- Apollo Tower residential high-rise building side view

General information
- Status: Completed
- Architectural style: Modern
- Location: Λουΐζης Ριανκούρ 64, Ampelokipoi, Athens, Greece
- Coordinates: 37°59′34″N 23°45′51″E﻿ / ﻿37.992640°N 23.764073°E
- Height: 80 m (262 ft)

Technical details
- Floor count: 25

= Apollo Tower =

Apollo Tower is a residential high-rise in Ampelokipoi, Athens. It is the tallest residential building in Greece, standing at 80 m (≈262,5 ft). It has 25 floors.

== History ==
During the reign of the Greek Military Junta, the height limit for buildings was abolished, thus giving room for much taller buildings to be built. So in 1973, Apollo Tower was able to be built. Thanks to having been built with generators, during a powerful earthquake of 1981 that happened in Athens, Apollo Tower was one of the only buildings that stayed intact and even had power.

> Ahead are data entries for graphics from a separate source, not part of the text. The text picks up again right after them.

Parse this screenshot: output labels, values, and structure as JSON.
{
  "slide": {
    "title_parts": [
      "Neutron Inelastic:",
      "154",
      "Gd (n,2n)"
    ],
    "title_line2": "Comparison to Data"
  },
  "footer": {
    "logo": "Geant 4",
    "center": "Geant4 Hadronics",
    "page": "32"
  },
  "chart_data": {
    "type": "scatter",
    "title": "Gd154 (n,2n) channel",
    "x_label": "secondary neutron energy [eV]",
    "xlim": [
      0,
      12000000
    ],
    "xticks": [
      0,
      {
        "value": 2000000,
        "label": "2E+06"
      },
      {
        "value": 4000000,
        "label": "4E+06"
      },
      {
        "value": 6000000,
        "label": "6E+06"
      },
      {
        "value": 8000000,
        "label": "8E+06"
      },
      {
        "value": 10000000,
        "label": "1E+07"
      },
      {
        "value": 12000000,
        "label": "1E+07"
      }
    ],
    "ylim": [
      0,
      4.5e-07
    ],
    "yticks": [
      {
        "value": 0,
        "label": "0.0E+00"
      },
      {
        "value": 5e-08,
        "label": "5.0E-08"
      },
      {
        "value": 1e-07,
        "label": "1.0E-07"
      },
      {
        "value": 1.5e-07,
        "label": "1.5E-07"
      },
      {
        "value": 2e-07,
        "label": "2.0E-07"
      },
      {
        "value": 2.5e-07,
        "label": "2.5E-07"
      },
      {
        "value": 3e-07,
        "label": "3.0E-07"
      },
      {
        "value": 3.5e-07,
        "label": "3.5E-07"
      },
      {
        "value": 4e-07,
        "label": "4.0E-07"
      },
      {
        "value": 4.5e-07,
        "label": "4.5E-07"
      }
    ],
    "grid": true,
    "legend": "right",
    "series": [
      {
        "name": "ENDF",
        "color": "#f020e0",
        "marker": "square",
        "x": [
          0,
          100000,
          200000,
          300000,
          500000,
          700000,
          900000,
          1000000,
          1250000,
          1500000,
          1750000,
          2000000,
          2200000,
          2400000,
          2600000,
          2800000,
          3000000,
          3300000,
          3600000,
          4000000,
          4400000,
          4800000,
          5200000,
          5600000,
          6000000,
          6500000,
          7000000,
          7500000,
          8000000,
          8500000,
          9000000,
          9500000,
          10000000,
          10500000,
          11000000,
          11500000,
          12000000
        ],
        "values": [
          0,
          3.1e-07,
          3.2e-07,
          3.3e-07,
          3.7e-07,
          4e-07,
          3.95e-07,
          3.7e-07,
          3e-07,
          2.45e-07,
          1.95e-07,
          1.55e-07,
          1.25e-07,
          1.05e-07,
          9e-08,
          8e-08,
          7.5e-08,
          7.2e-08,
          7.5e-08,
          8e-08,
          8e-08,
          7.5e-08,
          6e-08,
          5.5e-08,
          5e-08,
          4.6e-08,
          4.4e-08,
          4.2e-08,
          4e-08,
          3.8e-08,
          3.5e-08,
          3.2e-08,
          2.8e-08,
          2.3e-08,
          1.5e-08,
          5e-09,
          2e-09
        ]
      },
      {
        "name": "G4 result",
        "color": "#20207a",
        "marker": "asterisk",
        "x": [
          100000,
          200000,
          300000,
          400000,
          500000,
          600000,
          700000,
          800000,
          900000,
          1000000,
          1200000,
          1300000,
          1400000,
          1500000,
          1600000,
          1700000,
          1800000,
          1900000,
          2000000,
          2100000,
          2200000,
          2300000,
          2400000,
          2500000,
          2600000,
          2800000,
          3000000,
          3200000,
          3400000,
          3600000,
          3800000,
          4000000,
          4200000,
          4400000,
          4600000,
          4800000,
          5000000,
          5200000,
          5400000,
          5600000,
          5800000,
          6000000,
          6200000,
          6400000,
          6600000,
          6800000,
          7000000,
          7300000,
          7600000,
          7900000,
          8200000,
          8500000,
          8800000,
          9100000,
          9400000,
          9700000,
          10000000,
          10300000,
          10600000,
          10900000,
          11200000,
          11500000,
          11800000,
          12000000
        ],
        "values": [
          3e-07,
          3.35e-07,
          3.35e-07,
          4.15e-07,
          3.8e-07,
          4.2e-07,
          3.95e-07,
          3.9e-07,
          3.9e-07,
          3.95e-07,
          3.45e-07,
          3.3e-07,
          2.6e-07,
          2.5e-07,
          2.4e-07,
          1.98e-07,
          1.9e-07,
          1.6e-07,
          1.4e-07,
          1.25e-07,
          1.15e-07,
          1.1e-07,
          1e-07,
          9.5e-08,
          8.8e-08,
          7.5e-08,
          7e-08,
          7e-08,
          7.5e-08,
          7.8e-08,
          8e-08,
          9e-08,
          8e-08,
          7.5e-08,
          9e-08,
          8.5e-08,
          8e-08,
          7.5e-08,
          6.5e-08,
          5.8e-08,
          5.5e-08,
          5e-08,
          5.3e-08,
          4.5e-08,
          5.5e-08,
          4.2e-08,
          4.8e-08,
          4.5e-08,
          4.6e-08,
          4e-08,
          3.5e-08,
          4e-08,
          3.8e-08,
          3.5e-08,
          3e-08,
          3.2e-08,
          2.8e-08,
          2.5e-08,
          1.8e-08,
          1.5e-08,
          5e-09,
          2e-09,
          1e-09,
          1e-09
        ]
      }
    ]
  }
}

The same happened during the deadly 1999 earthquake. The Building back then had a bar on the rooftop with a pool. Today the bar is closed and the pool is empty. Also, today many of the apartments made for living are now used as offices and clinics. In fact, residents often joke about having a domiciliary hospital. The tower lacks a 13th floor (the actual 13th floor is named 14th) because 13 is regarded as a number of bad luck.

On 9 August 2013, a man, later found to be called Basilis Theodorou (Βασίλης Θεοδώρου), recorded and uploaded footage on YouTube of him BASE jumping off the 25th floor. The video garnered over 5.000 views and some media attention from local outlets in Greece.